Monday, May 9, 2016

Vote to Impeach President Dilma Rousseff Annulled in Brazil


The new speaker of Brazil’s lower house of Congress on Monday annulled the vote to impeach President Dilma Rousseff, throwing the power struggle in Latin America’s largest country into confusion.
The move came just two days before the Senate is expected to decide on whether to remove Ms. Rousseff from office and put her on trial.
Ms. Rousseff is facing accusations that she borrowed money from state banks to plug budget holes, masking the depths of Brazil’s economic troubles in order to bolster her re-election prospects. Until the surprise decision on Monday, few expected her to survive the vote in the Senate this week on her suspension.
Now politicians are scrambling to determine how the decision might affect the president’s fate, with her opponents rushing to challenge the ruling before the Supreme Court.
“Dilma’s government was on its death bed, so anything like this that creates a mess could be positive for her,” said Thiago de Aragão, a political risk consultant in the capital, Brasília.
Still, Mr. de Aragão cautioned that legal scholars and opposition figures were already mounting a formidable challenge to Monday’s decision.
“Nothing is settled right now,” said Mr. da Aragão. “The Supreme Court or the Chamber of Deputies itself will likely say this is invalid. But that doesn’t mean that chaos isn’t the word of the day.”
Earlier on...
On April 17, lawmakers in the lower house of Congress chose overwhelmingly, with 367 lawmakers voting for impeachment, 137 voting against and seven abstaining, to send Ms.
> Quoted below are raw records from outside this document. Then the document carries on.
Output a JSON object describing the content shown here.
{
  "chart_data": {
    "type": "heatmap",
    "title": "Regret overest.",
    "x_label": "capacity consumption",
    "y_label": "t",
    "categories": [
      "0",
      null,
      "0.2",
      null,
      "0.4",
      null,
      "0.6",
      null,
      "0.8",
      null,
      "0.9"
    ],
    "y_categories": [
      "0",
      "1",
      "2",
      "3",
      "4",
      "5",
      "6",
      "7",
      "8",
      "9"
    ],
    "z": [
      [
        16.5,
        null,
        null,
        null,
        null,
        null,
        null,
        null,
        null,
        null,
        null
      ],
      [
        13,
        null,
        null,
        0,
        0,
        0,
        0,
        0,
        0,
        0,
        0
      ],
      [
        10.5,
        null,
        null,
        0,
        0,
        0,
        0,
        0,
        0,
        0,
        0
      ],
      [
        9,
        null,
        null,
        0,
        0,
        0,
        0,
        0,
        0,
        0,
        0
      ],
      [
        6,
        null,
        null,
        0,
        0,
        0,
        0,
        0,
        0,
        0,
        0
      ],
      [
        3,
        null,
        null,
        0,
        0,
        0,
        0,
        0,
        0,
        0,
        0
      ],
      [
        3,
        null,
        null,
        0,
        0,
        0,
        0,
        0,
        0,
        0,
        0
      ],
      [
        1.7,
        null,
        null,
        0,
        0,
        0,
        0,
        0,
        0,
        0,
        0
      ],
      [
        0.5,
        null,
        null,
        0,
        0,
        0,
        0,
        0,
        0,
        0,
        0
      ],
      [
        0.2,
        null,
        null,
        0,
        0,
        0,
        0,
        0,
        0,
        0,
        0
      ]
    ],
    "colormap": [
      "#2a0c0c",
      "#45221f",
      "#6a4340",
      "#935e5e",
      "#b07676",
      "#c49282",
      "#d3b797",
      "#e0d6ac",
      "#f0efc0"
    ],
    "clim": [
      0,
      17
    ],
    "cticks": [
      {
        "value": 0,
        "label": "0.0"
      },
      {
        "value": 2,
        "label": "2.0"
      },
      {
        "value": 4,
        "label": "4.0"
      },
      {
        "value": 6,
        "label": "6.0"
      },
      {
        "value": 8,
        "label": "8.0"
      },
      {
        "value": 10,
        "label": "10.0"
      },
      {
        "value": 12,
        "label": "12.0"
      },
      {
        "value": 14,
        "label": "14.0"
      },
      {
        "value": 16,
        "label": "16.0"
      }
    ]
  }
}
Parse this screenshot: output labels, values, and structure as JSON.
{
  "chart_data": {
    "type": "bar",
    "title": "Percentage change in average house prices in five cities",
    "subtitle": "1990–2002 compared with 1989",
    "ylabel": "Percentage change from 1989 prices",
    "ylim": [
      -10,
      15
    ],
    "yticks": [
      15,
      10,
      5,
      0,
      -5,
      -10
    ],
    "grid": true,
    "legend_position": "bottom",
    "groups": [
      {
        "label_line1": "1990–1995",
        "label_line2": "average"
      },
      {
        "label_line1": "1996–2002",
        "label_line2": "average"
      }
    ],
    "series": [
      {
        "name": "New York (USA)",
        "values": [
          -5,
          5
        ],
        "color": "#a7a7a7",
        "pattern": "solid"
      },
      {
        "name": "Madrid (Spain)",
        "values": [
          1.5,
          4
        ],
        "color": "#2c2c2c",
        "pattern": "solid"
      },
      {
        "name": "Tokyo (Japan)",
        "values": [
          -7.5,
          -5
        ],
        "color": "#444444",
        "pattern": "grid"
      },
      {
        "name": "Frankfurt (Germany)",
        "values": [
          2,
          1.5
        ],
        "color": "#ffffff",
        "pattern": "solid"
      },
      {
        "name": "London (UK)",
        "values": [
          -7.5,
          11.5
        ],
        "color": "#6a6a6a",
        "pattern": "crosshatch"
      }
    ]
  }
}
Rousseff’s case to the Senate, which will decide if she should be suspended and go on trial.
But doubt was cast on that process on Monday by Waldir Maranhão, a previously obscure lawmaker who took the helm of the Chamber of Deputies last week after the Supreme Court ordered his predecessor to step down to face a graft trial.
Mr. Maranhão contended that procedural rules had been broken in the impeachment vote against the president last month, saying the lower house should hold a new one.
 

Waldir Maranhão, the new speaker of Brazil’s lower house of Congress,

on Monday annulled the vote to impeach Ms. Rouseff, contending

that procedural rules had been broken.

Leaders in the Senate signaled that they had no plan to reschedule their vote on whether to suspend Ms. Rousseff on Wednesday. Raimundo Lira, the senator at the helm of that body’s impeachment commission, said that Mr. Maranhão’s decision had no “practical effect.”
Ms. Rousseff responded by urging “caution,” saying that she didn’t know the consequences of the decision, while some of her supporters embraced it.
“We know that the impeachment process wasn’t done in the right way,” said Benedita da Silva, a lawmaker from Ms. Rousseff’s leftist Workers’ Party. “We hope that Maranhão will stay firm in his decision.”
Opponents, however, derided the move.
“The decision has no value whatsoever,” said Ronaldo Caiado, a senator from the conservative Democrats Party. “It’s just an act of the government’s desperation and five minutes of fame for the guy in charge.”
Many of the nation’s leaders were already preparing for Ms. Rousseff’s suspension. Michel Temer, the vice president who broke with Ms. Rousseff and has become the country’s leader in waiting, has been seeking to assemble a cabinet in recent weeks, drawing potential ministers largely from his centrist Brazilian Democratic Movement Party and the opposition Social Democrats.